Kepala Disdukcapil Kabupaten Bogor, Renaldi Yushab, menjelaskan bahwa pemilihan kecamatan percontohan didasarkan pada aspek keterjangkauan wilayah dan tingginya jumlah penduduk. Adapun 10 kecamatan tersebut meliputi Sukajaya, Jasinga, Tenjo, Parung Panjang, Jonggol, Cisarua, Sukamakmur, Gunung Putri, Citeureup, dan Ciomas.

“Program ini sesuai dengan arahan Bupati Bogor agar masyarakat tidak kesulitan dan jarak untuk memperoleh pelayanan administrasi kependudukan semakin dekat,” ujar Renaldi.

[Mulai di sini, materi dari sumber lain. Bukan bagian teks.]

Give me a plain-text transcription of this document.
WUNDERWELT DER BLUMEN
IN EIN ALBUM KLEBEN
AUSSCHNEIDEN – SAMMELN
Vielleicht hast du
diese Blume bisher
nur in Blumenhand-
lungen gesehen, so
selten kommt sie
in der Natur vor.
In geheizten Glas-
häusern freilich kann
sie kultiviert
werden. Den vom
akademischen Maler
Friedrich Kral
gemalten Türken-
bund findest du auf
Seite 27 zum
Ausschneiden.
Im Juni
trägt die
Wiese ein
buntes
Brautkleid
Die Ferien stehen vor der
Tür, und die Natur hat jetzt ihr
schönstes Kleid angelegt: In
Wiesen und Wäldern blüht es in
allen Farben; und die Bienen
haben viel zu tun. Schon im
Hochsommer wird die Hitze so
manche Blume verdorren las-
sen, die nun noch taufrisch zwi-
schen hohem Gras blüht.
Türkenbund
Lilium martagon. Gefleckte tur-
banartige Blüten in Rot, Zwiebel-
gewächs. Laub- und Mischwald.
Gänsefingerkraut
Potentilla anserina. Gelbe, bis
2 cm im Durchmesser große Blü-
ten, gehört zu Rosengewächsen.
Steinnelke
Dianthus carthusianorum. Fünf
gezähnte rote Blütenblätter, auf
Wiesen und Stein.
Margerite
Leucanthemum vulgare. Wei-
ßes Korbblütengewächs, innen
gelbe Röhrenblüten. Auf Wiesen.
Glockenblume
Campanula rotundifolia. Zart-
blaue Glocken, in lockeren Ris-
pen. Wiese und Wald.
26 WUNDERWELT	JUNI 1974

Layanan yang dihadirkan mencakup seluruh administrasi kependudukan, termasuk pencetakan e-KTP. Masyarakat cukup membawa dokumen persyaratan, dan apabila ketersediaan alat serta bahan terpenuhi, proses pencetakan dapat selesai pada hari yang sama.

Untuk mendukung kelancaran layanan, Disdukcapil telah menyiapkan seluruh kebutuhan teknis, mulai dari mesin cetak, blangko e-KTP, hingga tinta. Renaldi juga menegaskan pentingnya jaringan internet yang stabil di setiap kecamatan, terutama bagi wilayah yang berada di daerah terpencil.

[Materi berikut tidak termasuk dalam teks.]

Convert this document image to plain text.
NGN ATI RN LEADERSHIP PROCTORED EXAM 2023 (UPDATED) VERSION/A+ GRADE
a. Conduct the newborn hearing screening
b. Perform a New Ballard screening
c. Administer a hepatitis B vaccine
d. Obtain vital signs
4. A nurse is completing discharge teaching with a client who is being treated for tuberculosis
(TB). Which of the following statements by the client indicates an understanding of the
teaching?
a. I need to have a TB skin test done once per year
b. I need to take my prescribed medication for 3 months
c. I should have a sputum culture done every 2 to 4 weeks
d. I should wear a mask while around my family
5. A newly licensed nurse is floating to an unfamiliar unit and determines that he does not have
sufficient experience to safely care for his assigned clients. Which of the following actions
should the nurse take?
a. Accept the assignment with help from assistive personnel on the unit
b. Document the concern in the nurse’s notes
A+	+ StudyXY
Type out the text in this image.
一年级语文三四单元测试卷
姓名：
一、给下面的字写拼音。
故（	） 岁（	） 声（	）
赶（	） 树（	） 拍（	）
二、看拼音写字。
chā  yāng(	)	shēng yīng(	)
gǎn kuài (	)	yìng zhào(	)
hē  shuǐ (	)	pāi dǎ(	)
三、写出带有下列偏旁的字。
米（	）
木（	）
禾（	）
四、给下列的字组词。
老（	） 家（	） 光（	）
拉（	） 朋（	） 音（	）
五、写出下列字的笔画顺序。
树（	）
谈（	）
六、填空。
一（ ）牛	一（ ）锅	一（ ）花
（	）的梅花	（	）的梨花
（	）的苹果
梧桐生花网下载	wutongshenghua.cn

Jam operasional layanan administrasi kependudukan di kecamatan mengikuti jam kerja, yakni Senin hingga Jumat. Namun, Disdukcapil membuka peluang untuk menghadirkan layanan di hari libur apabila kondisi dan kebutuhan masyarakat mengharuskan.

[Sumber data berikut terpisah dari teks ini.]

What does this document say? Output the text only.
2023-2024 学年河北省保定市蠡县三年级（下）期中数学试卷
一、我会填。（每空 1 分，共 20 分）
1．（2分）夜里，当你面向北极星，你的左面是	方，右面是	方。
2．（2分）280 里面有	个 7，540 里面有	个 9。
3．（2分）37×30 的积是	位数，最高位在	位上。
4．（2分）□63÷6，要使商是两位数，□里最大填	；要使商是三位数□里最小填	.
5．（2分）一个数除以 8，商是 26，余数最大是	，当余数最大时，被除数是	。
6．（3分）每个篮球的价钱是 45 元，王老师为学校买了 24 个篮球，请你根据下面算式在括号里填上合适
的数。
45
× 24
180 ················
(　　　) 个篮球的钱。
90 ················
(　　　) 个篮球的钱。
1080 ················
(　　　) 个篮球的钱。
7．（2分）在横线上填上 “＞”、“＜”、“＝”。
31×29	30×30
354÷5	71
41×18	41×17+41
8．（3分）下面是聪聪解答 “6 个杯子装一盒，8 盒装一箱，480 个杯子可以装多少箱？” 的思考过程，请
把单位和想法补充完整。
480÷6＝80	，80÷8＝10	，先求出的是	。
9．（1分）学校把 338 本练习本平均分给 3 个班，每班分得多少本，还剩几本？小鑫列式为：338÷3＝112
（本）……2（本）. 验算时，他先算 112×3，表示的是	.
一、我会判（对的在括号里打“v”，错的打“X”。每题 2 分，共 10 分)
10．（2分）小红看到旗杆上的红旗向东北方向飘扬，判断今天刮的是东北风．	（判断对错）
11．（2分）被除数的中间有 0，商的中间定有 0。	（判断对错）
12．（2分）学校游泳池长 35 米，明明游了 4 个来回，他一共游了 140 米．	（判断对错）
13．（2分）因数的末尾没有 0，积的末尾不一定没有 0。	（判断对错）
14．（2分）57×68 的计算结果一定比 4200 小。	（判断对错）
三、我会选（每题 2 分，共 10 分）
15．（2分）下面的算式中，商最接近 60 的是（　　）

Saat ini, Kabupaten Bogor memiliki 38 titik layanan administrasi kependudukan, terdiri dari 20 loket di Cibinong, 7 kantor UPT kecamatan, 1 Mal Pelayanan Publik, serta 10 kecamatan percontohan. Dengan hadirnya program ini, masyarakat ke depan tidak lagi perlu datang ke UPT atau kantor pusat untuk mencetak e-KTP.

“Dulu masyarakat hanya bisa melakukan perekaman di kecamatan, sementara cetak e-KTP harus di UPT yang melayani beberapa kecamatan. Sekarang masyarakat cukup datang ke kecamatan dan KTP bisa dicetak di tempat,” tutup Renaldi.

Pemkab Bogor berharap, perluasan layanan ini dapat membuat pelayanan administrasi kependudukan semakin mudah diakses, cepat, serta tepat sasaran, sekaligus mendukung terwujudnya pelayanan publik yang modern dan efisien.